刘氏两个儿子都没了,做为比邻而居的杨婆子一家成了重灾区,周诚想了下说:“染上疫病而死的人必须焚烧,先去找里正。”
照西县的冬日不葬死者,死在冬日的人要等化冻后才下葬。
这期间棺材就统一摆放在类似义庄的屋子里。
天花病毒不怕的低温,简直就给了传播的好机会。
尸体必须焚烧。
人死了讲究入土为安,焚烧尸体对古人来说无异於挫骨扬灰。
哪怕是破草席一裹扔山里都比被烧成灰强。
钱盛安虽拿着彭敬的手令,只有他两人,这吃力不讨好的事还是让里正解决比较好。
“好。”
钱盛安对镇上的亭长和村里的里正住哪里心里门儿清,驾着马车往里正家去。
杨婆子听了周诚的劝没去娘家,返家路上遇到人也都小心避开,到家后不敢接触家人,一个人住到快要坍塌的老屋。
儿媳每日把饭食送到门口,等人走了她才开门去拿。
这样的日子实在是煎熬,杨婆子难熬,她家老头子和儿孙也备受煎熬。
过一天比一年还漫长。
好在这四天身上一直没出像周诚说的那些症状,即便如此依然是提心吊胆。
今日刘氏趁周童生等人不注意,偷偷跑回前夫家看两个儿子,看到的是两个孩子的尸体。
哭的撕心裂肺,把杨婆子一家提到嗓子眼的心差点没吓得停跳。
杨婆子瘫坐在炕上,不知道是不是心理作用,这一瞬间她感觉自己出现了周诚所说的症状。
炕明明烧的很暖和,她感到自己像是被扔进了冰窟窿里,从外冷到心里。
杨婆子看看自己手脚,光线暗看不清是不是起了红点子,摸摸脸没摸出疙疙瘩瘩的感觉。
可她感觉身上开始痛了。
杨婆子突然後悔去看刘氏两个儿子,她不去的话就不会过上。
去过隔壁后她跟老头子儿孙们还吃过两餐饭,她自己死了不要紧,反正也活了四十多年了,村里好多女人还活不到她这个岁数。
怕就怕家人也被她染上。
杨婆子心里只觉得比黄莲还苦。
咋好人就没有好报呢。
想哭不敢哭出声,垂着头用粗糙的手不停地抹眼泪。
周诚答应她会来给她治病,过了这麽几天还没见人,她已经不抱希望。
她不怪周诚食言,反倒感谢他提醒自己。
“栓子,栓子你怎麽了,哪里难受?别吓娘啊。”
妇人惶恐的喊声像一道炸雷在杨婆子耳边响起。
杨婆子像触电般蹭地从炕上弹起来,愣了一息,反应过来急的团团转,不敢出门只得拍着窗户问:“栓子怎麽了?”

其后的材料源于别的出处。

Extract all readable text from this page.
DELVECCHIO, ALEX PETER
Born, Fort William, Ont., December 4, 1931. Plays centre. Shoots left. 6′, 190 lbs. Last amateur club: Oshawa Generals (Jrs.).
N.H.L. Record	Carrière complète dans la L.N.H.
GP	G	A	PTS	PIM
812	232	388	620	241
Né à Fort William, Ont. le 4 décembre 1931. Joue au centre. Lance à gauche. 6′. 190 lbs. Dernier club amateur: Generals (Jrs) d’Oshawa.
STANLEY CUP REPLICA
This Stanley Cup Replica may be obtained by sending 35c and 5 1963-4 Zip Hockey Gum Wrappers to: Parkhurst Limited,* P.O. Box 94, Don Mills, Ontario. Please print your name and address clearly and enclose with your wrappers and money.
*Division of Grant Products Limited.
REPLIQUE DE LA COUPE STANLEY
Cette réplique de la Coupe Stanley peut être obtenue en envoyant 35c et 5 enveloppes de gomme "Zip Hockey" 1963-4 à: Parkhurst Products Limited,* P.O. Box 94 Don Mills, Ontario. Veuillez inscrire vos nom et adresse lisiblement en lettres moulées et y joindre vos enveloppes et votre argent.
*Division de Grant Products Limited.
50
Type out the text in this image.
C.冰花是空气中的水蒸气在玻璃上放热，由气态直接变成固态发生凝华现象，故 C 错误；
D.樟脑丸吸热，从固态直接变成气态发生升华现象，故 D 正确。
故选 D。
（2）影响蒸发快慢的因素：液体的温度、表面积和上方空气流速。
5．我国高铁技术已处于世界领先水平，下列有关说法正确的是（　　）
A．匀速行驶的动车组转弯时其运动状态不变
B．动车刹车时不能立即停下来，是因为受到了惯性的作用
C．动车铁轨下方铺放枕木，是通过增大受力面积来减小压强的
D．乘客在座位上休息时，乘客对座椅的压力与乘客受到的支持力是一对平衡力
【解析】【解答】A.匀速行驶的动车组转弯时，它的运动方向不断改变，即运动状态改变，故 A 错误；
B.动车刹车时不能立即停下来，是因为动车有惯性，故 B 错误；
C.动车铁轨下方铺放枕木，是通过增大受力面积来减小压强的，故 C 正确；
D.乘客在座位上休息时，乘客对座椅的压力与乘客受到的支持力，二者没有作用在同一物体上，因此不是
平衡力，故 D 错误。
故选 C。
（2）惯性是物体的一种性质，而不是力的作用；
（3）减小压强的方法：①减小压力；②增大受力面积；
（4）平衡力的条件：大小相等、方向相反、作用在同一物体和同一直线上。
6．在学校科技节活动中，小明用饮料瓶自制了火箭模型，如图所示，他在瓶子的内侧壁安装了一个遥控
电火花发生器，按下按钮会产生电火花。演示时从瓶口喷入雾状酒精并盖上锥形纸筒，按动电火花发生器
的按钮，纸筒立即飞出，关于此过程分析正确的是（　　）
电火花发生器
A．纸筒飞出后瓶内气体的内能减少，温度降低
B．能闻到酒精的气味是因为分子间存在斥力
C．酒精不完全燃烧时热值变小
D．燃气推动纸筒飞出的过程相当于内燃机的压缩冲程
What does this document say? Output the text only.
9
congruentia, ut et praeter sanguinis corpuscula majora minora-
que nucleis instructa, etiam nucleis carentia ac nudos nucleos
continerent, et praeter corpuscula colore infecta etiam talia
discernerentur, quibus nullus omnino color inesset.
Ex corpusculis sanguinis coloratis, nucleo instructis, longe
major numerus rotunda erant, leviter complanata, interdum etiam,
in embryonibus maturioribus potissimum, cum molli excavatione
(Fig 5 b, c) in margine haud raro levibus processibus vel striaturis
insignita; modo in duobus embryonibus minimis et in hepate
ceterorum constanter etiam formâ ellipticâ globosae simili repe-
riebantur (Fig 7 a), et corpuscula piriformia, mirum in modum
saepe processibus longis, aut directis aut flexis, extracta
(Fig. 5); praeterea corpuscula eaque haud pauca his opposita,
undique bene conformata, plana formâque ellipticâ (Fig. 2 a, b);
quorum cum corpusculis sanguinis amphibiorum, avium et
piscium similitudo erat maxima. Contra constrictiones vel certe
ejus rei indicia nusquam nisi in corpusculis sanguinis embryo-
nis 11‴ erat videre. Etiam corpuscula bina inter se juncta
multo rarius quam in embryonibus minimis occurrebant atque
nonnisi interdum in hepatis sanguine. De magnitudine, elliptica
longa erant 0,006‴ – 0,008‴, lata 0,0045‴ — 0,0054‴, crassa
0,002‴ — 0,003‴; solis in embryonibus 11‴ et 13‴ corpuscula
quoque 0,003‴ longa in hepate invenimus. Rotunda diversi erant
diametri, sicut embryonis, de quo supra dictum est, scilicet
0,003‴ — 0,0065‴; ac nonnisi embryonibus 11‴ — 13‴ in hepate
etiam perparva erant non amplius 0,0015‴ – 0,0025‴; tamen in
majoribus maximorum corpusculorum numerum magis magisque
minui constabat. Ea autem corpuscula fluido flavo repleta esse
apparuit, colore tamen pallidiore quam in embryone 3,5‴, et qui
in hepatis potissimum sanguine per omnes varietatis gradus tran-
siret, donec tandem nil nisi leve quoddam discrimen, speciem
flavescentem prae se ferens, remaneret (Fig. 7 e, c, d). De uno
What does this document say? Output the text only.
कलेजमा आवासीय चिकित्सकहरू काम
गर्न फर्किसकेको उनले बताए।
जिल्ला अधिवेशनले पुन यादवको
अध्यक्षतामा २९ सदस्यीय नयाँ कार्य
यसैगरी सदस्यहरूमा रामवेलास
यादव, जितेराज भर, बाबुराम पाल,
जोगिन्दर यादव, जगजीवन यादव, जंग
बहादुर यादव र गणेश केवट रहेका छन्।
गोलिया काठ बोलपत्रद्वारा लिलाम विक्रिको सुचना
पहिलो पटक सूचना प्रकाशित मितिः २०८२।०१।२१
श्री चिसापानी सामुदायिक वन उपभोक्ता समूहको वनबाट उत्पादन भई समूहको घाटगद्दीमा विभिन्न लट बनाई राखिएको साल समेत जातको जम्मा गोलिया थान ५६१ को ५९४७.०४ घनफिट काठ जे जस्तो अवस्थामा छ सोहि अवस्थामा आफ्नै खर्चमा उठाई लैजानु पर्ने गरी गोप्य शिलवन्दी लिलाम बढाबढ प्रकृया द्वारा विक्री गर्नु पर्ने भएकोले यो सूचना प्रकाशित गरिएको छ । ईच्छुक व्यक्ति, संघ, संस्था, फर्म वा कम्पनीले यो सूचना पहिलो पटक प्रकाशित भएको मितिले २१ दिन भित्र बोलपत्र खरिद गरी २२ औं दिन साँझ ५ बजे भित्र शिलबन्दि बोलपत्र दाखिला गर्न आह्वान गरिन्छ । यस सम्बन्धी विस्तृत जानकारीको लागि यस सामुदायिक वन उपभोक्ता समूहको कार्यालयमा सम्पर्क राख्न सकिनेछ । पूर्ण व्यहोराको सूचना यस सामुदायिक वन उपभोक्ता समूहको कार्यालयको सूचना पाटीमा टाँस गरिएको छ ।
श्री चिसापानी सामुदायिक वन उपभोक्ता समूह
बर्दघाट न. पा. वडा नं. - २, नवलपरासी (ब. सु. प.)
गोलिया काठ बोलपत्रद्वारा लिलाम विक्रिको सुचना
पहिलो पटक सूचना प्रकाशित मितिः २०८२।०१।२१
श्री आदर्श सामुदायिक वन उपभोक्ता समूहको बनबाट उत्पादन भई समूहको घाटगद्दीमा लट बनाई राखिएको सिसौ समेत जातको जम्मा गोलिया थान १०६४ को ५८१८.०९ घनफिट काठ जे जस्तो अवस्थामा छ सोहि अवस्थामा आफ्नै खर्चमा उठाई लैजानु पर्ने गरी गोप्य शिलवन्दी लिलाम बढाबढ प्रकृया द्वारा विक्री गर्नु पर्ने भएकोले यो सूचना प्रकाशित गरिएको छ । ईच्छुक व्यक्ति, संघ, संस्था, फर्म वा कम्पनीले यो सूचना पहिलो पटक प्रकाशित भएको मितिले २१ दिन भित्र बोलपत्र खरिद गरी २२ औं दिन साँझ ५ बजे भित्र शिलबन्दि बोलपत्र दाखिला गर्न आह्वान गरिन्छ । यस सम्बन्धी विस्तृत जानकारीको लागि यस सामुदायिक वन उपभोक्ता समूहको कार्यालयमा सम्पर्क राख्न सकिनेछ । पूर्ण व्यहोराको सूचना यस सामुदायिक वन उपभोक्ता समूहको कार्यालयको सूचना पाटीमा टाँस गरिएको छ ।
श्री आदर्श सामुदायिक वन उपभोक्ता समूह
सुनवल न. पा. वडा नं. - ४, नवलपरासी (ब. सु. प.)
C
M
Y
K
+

过了好一会儿传来葛氏绝望的哭喊声:“栓子身上长疮了。”
杨婆子瞬间目光空洞起来。
村里死了好些人,回村後几乎每天都能听到哭声。
似乎只要染上天花就是死路一条。
都怪她,孙子没了她也不活了。
......
“焚烧?这岂不是对先人不敬。”
里正不可置信地看着从头武装到脚,只露出双眼睛在外周诚和钱盛安。
他活这岁数还没听谁说病死了要一把火烧成灰的。
就算是夭折的孩子不能进祖坟也是挖个坑埋了,人都死了还被烧成灰,那也太惨了。
钱盛安虎目圆瞪,手握彭敬给他的令牌,声音冷肃:“县太爷的命令尔等敢违抗?因疫病而死的人即便埋在地下仍然能把天花过给活着的人,你们下河村的村民命大,不怕死?”